2.2.Development of the knowledge base that links public actors (political,
administrative, cultural and social elites) in select sites.
2.2.1. For the task at hand, a custom ontology/schema needs to be
designed. This has to account for the fact that both data and metadata
will evolve. The core research will be towards ontology and template
design. Output of activity 1.1 will aid the creation of the ontology.
2.2.2. Development of the knowledge base. The development part will try to
utilize open source resources as much as possible so as not to reinvent
the wheel. The platform will provide a wiki style interface and navigation
to its readers while the underlying network is an abstraction of graph
structures (with actors as nodes and associations/links as vertices).
2.2.3. Data collection, verification and population (entry in the knowledge
base). Data will be collected from newspaper, magazine, book and other
relevant archives. A preliminary survey in select sites will be conducted
to find out the actors that are perceived to be important for that locality
and political spectrum of the country.
2.3.Design and development of editorial best practices. To ensure that only
factual information is available to the public it has to be ensured the claims
and counter-claims submitted to the knowledge base is credible and
verifiable.
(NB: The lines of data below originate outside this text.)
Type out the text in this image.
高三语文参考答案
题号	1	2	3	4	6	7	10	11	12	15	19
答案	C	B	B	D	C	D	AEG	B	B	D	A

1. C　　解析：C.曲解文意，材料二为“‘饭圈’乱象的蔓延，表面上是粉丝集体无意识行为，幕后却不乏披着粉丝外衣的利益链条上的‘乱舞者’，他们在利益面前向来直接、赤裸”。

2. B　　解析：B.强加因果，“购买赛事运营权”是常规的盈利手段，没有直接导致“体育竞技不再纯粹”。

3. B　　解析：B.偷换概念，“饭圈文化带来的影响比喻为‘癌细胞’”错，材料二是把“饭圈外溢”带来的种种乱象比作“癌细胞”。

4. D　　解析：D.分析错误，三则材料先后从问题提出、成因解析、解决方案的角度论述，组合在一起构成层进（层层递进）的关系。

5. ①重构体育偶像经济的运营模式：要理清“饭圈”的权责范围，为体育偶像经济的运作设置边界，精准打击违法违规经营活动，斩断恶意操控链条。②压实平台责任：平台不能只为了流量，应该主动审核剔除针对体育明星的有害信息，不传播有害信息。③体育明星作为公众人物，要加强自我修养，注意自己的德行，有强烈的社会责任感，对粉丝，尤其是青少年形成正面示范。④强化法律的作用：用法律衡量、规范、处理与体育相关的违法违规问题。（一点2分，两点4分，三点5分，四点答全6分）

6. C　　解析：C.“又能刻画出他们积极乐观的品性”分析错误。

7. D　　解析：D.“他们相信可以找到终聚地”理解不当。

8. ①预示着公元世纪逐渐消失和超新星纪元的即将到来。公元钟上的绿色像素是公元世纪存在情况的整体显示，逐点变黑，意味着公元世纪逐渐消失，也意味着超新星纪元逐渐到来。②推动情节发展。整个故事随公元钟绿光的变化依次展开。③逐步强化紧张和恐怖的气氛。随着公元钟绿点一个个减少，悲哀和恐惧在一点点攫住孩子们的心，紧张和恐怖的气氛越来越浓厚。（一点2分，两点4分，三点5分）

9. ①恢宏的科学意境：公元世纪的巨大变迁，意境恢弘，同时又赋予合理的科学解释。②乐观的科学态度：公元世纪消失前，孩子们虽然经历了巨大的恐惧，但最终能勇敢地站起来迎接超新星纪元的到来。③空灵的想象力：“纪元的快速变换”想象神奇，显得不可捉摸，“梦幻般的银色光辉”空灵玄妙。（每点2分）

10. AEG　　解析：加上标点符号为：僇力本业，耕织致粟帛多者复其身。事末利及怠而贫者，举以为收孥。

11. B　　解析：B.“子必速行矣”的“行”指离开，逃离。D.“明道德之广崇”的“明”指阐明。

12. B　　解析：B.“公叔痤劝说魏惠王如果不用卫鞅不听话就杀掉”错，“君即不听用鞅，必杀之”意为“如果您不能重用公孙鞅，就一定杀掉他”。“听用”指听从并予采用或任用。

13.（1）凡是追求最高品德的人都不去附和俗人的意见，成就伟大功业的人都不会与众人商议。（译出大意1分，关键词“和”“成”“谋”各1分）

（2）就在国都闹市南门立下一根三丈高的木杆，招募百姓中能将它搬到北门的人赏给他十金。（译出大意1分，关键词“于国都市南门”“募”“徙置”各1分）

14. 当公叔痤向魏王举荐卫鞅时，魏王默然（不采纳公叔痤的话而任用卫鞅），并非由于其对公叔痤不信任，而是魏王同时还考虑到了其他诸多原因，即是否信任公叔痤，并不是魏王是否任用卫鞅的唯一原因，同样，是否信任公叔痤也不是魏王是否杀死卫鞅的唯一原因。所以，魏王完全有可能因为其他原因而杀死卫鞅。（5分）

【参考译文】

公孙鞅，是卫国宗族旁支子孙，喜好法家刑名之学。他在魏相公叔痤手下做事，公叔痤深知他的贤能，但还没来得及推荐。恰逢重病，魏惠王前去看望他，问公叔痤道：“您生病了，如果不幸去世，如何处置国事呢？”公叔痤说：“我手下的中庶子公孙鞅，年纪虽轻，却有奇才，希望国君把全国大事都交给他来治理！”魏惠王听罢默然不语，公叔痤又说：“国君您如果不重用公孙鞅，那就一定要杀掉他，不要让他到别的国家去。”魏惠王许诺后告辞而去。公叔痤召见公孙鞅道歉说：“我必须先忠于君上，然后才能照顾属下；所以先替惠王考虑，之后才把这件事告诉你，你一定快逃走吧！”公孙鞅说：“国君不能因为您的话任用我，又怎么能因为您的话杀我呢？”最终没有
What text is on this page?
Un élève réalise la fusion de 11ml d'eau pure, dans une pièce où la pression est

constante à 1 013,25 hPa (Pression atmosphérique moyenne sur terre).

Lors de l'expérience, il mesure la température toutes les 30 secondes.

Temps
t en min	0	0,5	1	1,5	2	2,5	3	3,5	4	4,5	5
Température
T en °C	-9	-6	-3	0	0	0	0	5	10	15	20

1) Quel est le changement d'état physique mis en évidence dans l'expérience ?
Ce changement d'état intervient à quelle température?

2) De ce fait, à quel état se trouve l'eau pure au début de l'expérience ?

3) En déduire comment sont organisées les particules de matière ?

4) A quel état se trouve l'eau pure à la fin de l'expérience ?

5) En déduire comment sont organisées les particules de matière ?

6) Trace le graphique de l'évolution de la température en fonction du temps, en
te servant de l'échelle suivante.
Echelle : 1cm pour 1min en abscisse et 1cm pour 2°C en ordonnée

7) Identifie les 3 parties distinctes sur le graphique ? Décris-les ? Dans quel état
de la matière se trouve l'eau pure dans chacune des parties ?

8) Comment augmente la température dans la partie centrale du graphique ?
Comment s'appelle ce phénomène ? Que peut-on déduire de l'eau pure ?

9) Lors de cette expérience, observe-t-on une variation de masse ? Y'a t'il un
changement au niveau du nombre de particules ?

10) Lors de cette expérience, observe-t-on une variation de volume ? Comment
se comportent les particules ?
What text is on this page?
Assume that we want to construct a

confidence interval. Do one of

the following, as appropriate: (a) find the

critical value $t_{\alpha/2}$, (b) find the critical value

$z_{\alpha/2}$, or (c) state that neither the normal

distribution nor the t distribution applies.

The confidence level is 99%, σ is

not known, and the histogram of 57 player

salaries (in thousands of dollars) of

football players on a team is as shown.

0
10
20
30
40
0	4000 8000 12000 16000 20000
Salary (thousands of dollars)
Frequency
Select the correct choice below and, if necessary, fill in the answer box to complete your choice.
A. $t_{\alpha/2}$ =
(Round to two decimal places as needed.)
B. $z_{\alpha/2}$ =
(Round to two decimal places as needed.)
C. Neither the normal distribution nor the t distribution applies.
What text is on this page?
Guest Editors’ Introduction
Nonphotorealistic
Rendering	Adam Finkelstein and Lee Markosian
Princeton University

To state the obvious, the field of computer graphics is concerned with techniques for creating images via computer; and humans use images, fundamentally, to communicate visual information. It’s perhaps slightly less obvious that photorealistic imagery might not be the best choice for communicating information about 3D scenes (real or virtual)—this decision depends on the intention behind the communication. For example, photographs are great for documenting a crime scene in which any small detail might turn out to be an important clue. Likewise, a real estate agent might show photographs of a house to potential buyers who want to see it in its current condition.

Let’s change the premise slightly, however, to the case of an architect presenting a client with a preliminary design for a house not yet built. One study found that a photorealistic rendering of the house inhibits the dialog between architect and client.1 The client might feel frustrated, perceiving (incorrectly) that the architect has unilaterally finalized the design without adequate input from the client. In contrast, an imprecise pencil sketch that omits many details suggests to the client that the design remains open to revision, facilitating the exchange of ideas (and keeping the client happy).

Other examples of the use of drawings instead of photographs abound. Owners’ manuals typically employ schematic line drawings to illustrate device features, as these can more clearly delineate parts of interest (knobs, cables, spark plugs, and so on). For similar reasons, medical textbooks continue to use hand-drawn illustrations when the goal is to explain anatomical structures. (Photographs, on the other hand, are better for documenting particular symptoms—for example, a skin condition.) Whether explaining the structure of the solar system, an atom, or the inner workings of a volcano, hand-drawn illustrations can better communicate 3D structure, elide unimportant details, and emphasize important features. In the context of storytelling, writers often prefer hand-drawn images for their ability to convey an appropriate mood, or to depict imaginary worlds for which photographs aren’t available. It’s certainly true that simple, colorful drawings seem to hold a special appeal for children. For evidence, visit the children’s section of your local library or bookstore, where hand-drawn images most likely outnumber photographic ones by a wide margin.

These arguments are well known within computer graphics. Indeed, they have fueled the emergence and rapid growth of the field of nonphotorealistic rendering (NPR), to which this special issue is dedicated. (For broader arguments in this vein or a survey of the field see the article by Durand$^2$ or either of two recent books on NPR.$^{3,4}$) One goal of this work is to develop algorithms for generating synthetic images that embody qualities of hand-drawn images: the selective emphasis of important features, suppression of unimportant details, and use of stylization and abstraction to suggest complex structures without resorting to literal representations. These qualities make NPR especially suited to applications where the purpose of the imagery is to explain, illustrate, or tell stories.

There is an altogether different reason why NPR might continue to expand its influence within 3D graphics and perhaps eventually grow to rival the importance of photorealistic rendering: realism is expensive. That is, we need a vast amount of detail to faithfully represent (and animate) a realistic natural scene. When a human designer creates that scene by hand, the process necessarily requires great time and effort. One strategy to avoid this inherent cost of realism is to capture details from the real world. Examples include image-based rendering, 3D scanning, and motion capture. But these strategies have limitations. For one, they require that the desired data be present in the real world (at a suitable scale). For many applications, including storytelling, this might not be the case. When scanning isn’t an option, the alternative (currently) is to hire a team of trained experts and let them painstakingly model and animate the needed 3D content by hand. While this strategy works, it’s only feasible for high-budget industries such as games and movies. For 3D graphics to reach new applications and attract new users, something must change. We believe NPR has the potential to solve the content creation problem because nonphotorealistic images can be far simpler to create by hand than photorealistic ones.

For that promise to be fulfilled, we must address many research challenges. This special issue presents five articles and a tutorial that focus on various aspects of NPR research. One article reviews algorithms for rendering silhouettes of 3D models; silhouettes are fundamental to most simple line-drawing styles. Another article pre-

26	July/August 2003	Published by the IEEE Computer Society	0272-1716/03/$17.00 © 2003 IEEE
The editorial mechanism has to account for the publication of
sensitive information. The output will be a framework that adheres to legal
and ethical standards.
2.4.Development of facilities to provide multilingual support. Simple language
specific tools have to be developed for languages other than English. The
proposed work will support creation of content in English and Nepali but it
possesses flexibility to incorporate other languages of Nepal. This will not
only improve reach and the user experience, as in partial matches during
search, but it will also reduce the burden on administrators.

3. Dissemination
3.1.A series of interactive public discussions on the crisis of accountability in
Nepali public sphere and methods to resolve it.
3.2.Three research/policy briefs (in English and Nepali) each to reflect the
findings from activities mentioned in 1.1, 2.1 and 2.2.1.
3.3.A bibliography on network methods (primarily from sociology and political
sciences), models and social network analysis.

4. Implementation Plan
4.1.

5. Results and Goals


5.1.An interactive, useful, insightful and public knowledge platform will be
provided for facilitating its users to map the networks of public actors and to
understand existing patterns of resource flows in Nepali society,
5.2.A public platform will be created and sustained for enabling the citizens to
make effective demand from public actors more accountable actions and
crucially, away from existing affiliations, patronage and connections.
5.3.Public discussions on the state of accountability and on the effectiveness of
the project developments and findings to intervene on the trend will take
place.

6. Indicators of Success
6.1.Three research/policy briefs based on the knowledge generated during the
project implementation;
6.2.Six public discussions on the crisis in existing accountability regimes; and
6.3.A test model of an accessible and participatory knowledge e-resource on the
networks of public actors in select sites.